While Mun thought of calling police after the incident, she didn’t, and didn’t realize what had happened to her was a crime until she researched it later on.
Carrie Goldberg, a high-profile attorney whose practice is centered on representing digital sex crime survivors, said Mun’s incident raises a host of terrifying questions about privacy in a digital world.
“These devices break all the time. Our screens crack and we have to get them fixed and if we can’t trust the corporations that fix them, then how do we trust these corporations and expect them to not be accessing the same content remotely?” she questioned.
“We are entrusting them with so much of our personal data whether it’s in the physical device or in the cloud. There needs to be more of a bill of rights. If somebody comes in that store, they should be told, there should be a sign or something saying we would never take this phone out of your eyesight,” she continued.
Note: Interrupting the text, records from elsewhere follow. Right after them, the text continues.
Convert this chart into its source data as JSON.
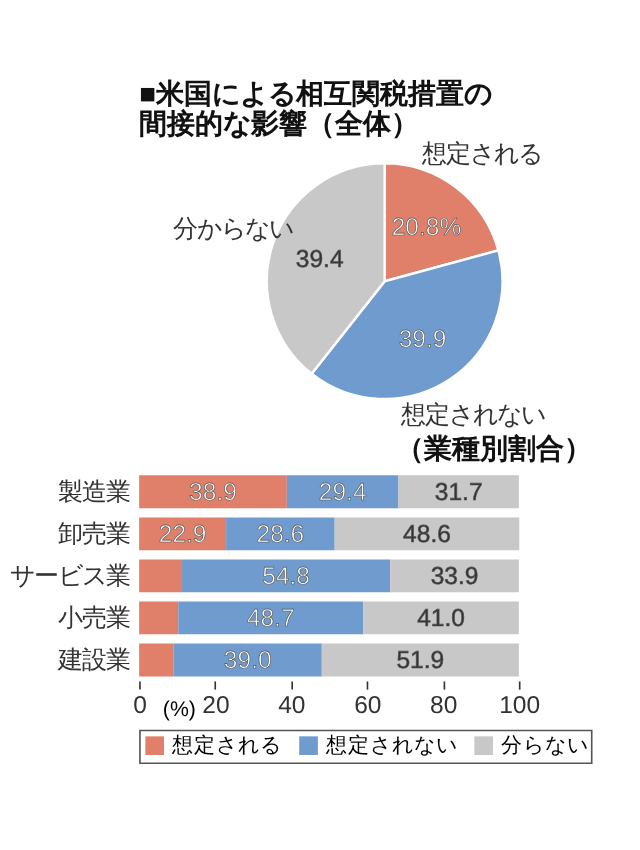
{
  "chart_data": [
    {
      "type": "pie",
      "title": "■米国による相互関税措置の",
      "subtitle": "間接的な影響（全体）",
      "categories": [
        "想定される",
        "想定されない",
        "分からない"
      ],
      "values": [
        20.8,
        39.9,
        39.4
      ],
      "colors": [
        "#e0806a",
        "#6f9bcf",
        "#c8c8c8"
      ],
      "value_labels": [
        "20.8%",
        "39.9",
        "39.4"
      ],
      "legend": false
    },
    {
      "type": "bar",
      "orientation": "horizontal",
      "stacked": true,
      "title": "（業種別割合）",
      "categories": [
        "製造業",
        "卸売業",
        "サービス業",
        "小売業",
        "建設業"
      ],
      "xlabel": "(%)",
      "xlim": [
        0,
        100
      ],
      "xticks": [
        0,
        20,
        40,
        60,
        80,
        100
      ],
      "grid": false,
      "legend": "bottom",
      "series": [
        {
          "name": "想定される",
          "color": "#e0806a",
          "values": [
            38.9,
            22.9,
            11.3,
            10.3,
            9.1
          ],
          "value_labels": [
            "38.9",
            "22.9",
            null,
            null,
            null
          ]
        },
        {
          "name": "想定されない",
          "color": "#6f9bcf",
          "values": [
            29.4,
            28.6,
            54.8,
            48.7,
            39.0
          ],
          "value_labels": [
            "29.4",
            "28.6",
            "54.8",
            "48.7",
            "39.0"
          ]
        },
        {
          "name": "分らない",
          "color": "#c8c8c8",
          "values": [
            31.7,
            48.6,
            33.9,
            41.0,
            51.9
          ],
          "value_labels": [
            "31.7",
            "48.6",
            "33.9",
            "41.0",
            "51.9"
          ]
        }
      ]
    }
  ]
}
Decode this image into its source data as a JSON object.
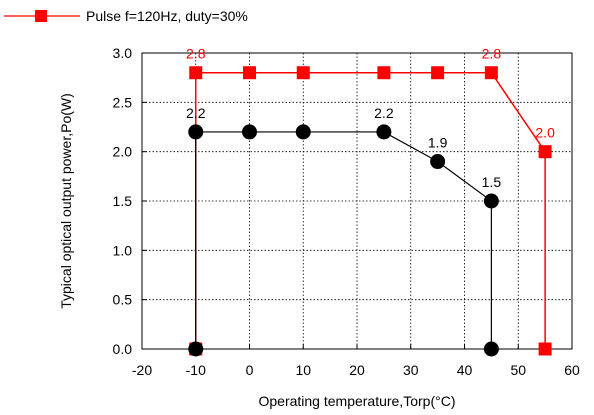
{
  "chart_data": {
    "type": "line",
    "title": "",
    "xlabel": "Operating temperature,Torp(°C)",
    "ylabel": "Typical optical output power,Po(W)",
    "xlim": [
      -20,
      60
    ],
    "ylim": [
      0,
      3
    ],
    "x_ticks": [
      "-20",
      "-10",
      "0",
      "10",
      "20",
      "30",
      "40",
      "50",
      "60"
    ],
    "y_ticks": [
      "0.0",
      "0.5",
      "1.0",
      "1.5",
      "2.0",
      "2.5",
      "3.0"
    ],
    "grid": "dotted",
    "legend_position": "top-left, above plot",
    "series": [
      {
        "name": "Pulse f=120Hz, duty=30%",
        "color": "#ff0000",
        "marker": "square",
        "x": [
          -10,
          -10,
          0,
          10,
          25,
          35,
          45,
          55,
          55
        ],
        "y": [
          0,
          2.8,
          2.8,
          2.8,
          2.8,
          2.8,
          2.8,
          2.0,
          0
        ],
        "data_labels": [
          {
            "x": -10,
            "y": 2.8,
            "text": "2.8"
          },
          {
            "x": 45,
            "y": 2.8,
            "text": "2.8"
          },
          {
            "x": 55,
            "y": 2.0,
            "text": "2.0"
          }
        ]
      },
      {
        "color": "#000000",
        "marker": "circle",
        "x": [
          -10,
          -10,
          0,
          10,
          25,
          35,
          45,
          45
        ],
        "y": [
          0,
          2.2,
          2.2,
          2.2,
          2.2,
          1.9,
          1.5,
          0
        ],
        "data_labels": [
          {
            "x": -10,
            "y": 2.2,
            "text": "2.2"
          },
          {
            "x": 25,
            "y": 2.2,
            "text": "2.2"
          },
          {
            "x": 35,
            "y": 1.9,
            "text": "1.9"
          },
          {
            "x": 45,
            "y": 1.5,
            "text": "1.5"
          }
        ]
      }
    ]
  }
}
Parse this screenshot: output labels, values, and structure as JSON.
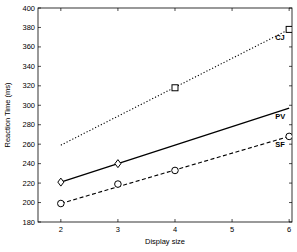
{
  "chart_data": {
    "type": "line",
    "x_label": "Display size",
    "y_label": "Reaction Time (ms)",
    "xlim": [
      1.6,
      6.05
    ],
    "xticks": [
      2,
      3,
      4,
      5,
      6
    ],
    "ylim": [
      180,
      400
    ],
    "yticks": [
      180,
      200,
      220,
      240,
      260,
      280,
      300,
      320,
      340,
      360,
      380,
      400
    ],
    "grid": false,
    "series": [
      {
        "name": "CJ",
        "color": "#000000",
        "marker": "square",
        "line_style": "dotted",
        "x": [
          4,
          6
        ],
        "values": [
          318,
          378
        ],
        "fit_x": [
          2,
          6
        ],
        "fit": [
          259,
          378
        ]
      },
      {
        "name": "PV",
        "color": "#000000",
        "marker": "diamond",
        "line_style": "solid",
        "x": [
          2,
          3
        ],
        "values": [
          221,
          240
        ],
        "fit_x": [
          2,
          6
        ],
        "fit": [
          221,
          297
        ]
      },
      {
        "name": "SF",
        "color": "#000000",
        "marker": "circle",
        "line_style": "dashed",
        "x": [
          2,
          3,
          4,
          6
        ],
        "values": [
          199,
          219,
          233,
          268
        ],
        "fit_x": [
          2,
          6
        ],
        "fit": [
          199,
          268
        ]
      }
    ]
  }
}
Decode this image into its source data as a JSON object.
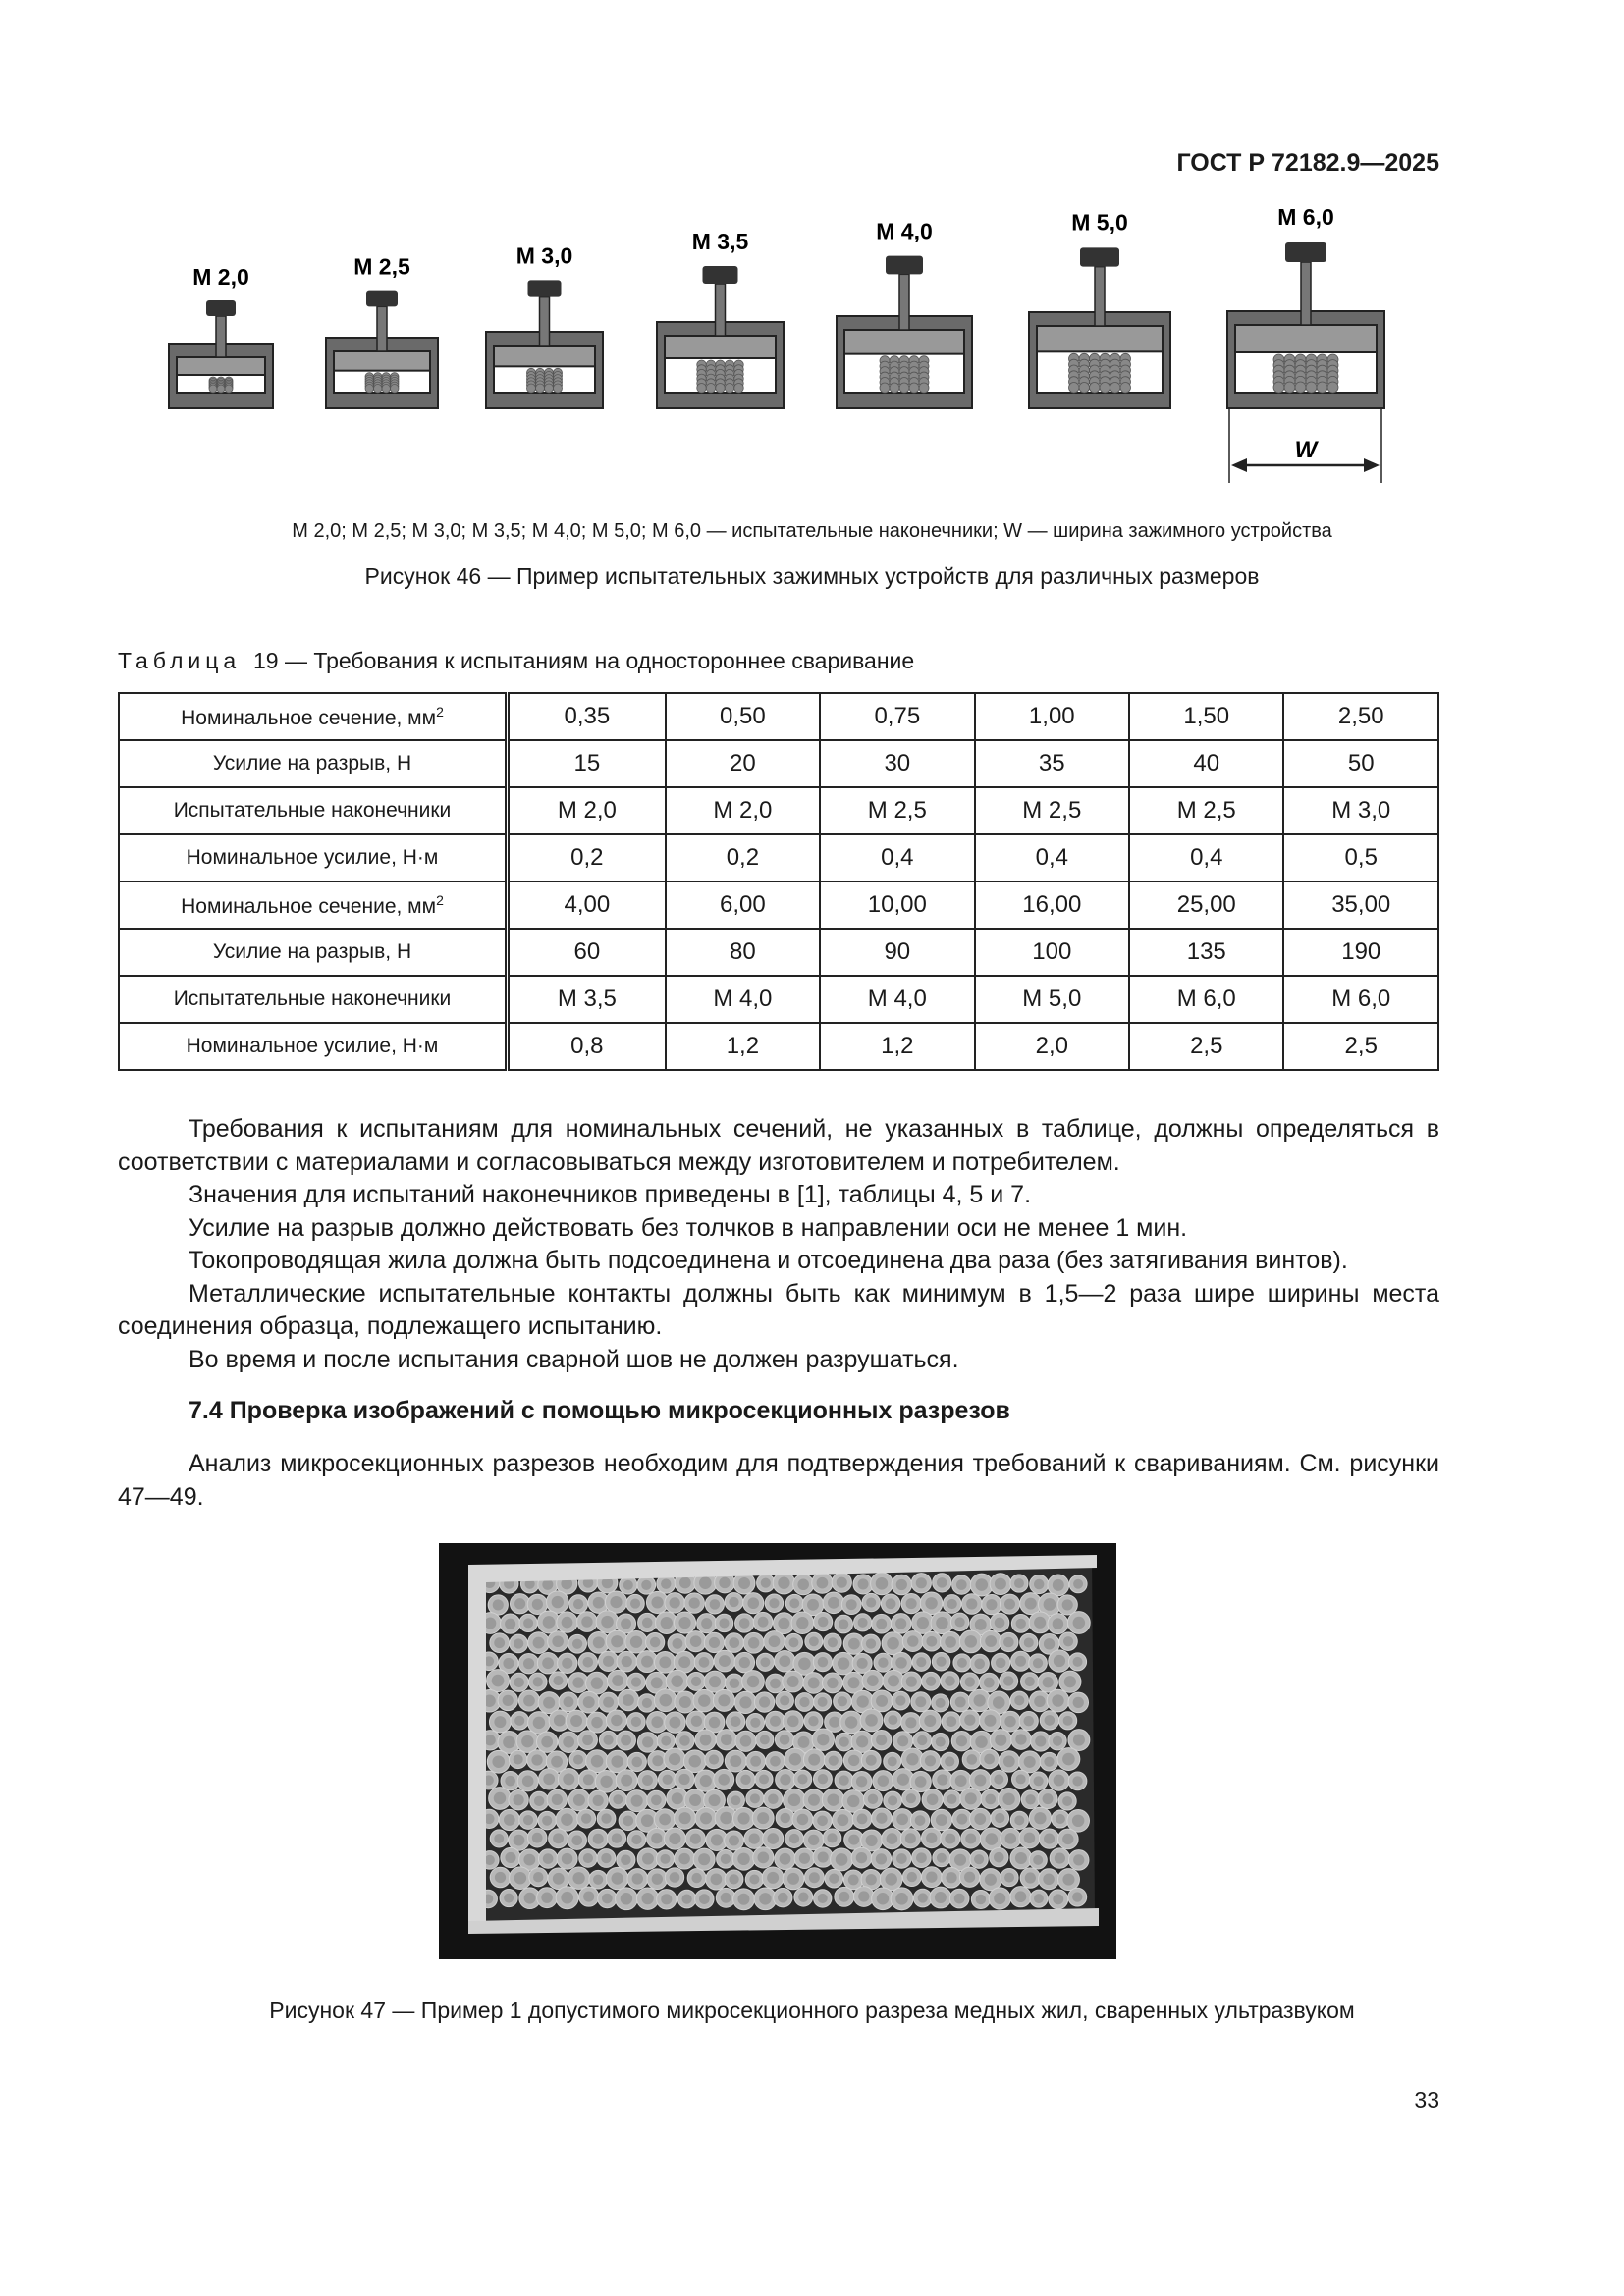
{
  "header": {
    "doc_id": "ГОСТ Р 72182.9—2025"
  },
  "figure46": {
    "clamps": [
      "M 2,0",
      "M 2,5",
      "M 3,0",
      "M 3,5",
      "M 4,0",
      "M 5,0",
      "M 6,0"
    ],
    "dimension_label": "W",
    "legend": "M 2,0; M 2,5; M 3,0; M 3,5; M 4,0; M 5,0; M 6,0 — испытательные наконечники; W — ширина зажимного устройства",
    "caption": "Рисунок 46 — Пример испытательных зажимных устройств для различных размеров"
  },
  "table19": {
    "caption_prefix": "Таблица",
    "caption": "19 — Требования к испытаниям на одностороннее сваривание",
    "rows": [
      {
        "label": "Номинальное сечение, мм",
        "sup": "2",
        "values": [
          "0,35",
          "0,50",
          "0,75",
          "1,00",
          "1,50",
          "2,50"
        ]
      },
      {
        "label": "Усилие на разрыв, Н",
        "values": [
          "15",
          "20",
          "30",
          "35",
          "40",
          "50"
        ]
      },
      {
        "label": "Испытательные наконечники",
        "values": [
          "М 2,0",
          "М 2,0",
          "М 2,5",
          "М 2,5",
          "М 2,5",
          "М 3,0"
        ]
      },
      {
        "label": "Номинальное усилие, Н·м",
        "values": [
          "0,2",
          "0,2",
          "0,4",
          "0,4",
          "0,4",
          "0,5"
        ]
      },
      {
        "label": "Номинальное сечение, мм",
        "sup": "2",
        "values": [
          "4,00",
          "6,00",
          "10,00",
          "16,00",
          "25,00",
          "35,00"
        ]
      },
      {
        "label": "Усилие на разрыв, Н",
        "values": [
          "60",
          "80",
          "90",
          "100",
          "135",
          "190"
        ]
      },
      {
        "label": "Испытательные наконечники",
        "values": [
          "М 3,5",
          "М 4,0",
          "М 4,0",
          "М 5,0",
          "М 6,0",
          "М 6,0"
        ]
      },
      {
        "label": "Номинальное усилие, Н·м",
        "values": [
          "0,8",
          "1,2",
          "1,2",
          "2,0",
          "2,5",
          "2,5"
        ]
      }
    ]
  },
  "paragraphs": [
    "Требования к испытаниям для номинальных сечений, не указанных в таблице, должны определяться в соответствии с материалами и согласовываться между изготовителем и потребителем.",
    "Значения для испытаний наконечников приведены в [1], таблицы 4, 5 и 7.",
    "Усилие на разрыв должно действовать без толчков в направлении оси не менее 1 мин.",
    "Токопроводящая жила должна быть подсоединена и отсоединена два раза (без затягивания винтов).",
    "Металлические испытательные контакты должны быть как минимум в 1,5—2 раза шире ширины места соединения образца, подлежащего испытанию.",
    "Во время и после испытания сварной шов не должен разрушаться."
  ],
  "section": {
    "heading": "7.4 Проверка изображений с помощью микросекционных разрезов",
    "text": "Анализ микросекционных разрезов необходим для подтверждения требований к свариваниям. См. рисунки 47—49."
  },
  "figure47": {
    "caption": "Рисунок 47 — Пример 1 допустимого микросекционного разреза медных жил, сваренных ультразвуком"
  },
  "page_number": "33"
}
“There’s no way for a customer to know that something unusual is going on.”
As for Mun, she hopes telling her story can help protect others from being victimized the same way she was.
“I want everybody to know how big of an issue this is. I want to really bring light to this and I want to get justice for other women or men,” said Mun.
“I don’t really have the power to really stop this from happening but I can help it from happening to a lot of other people.”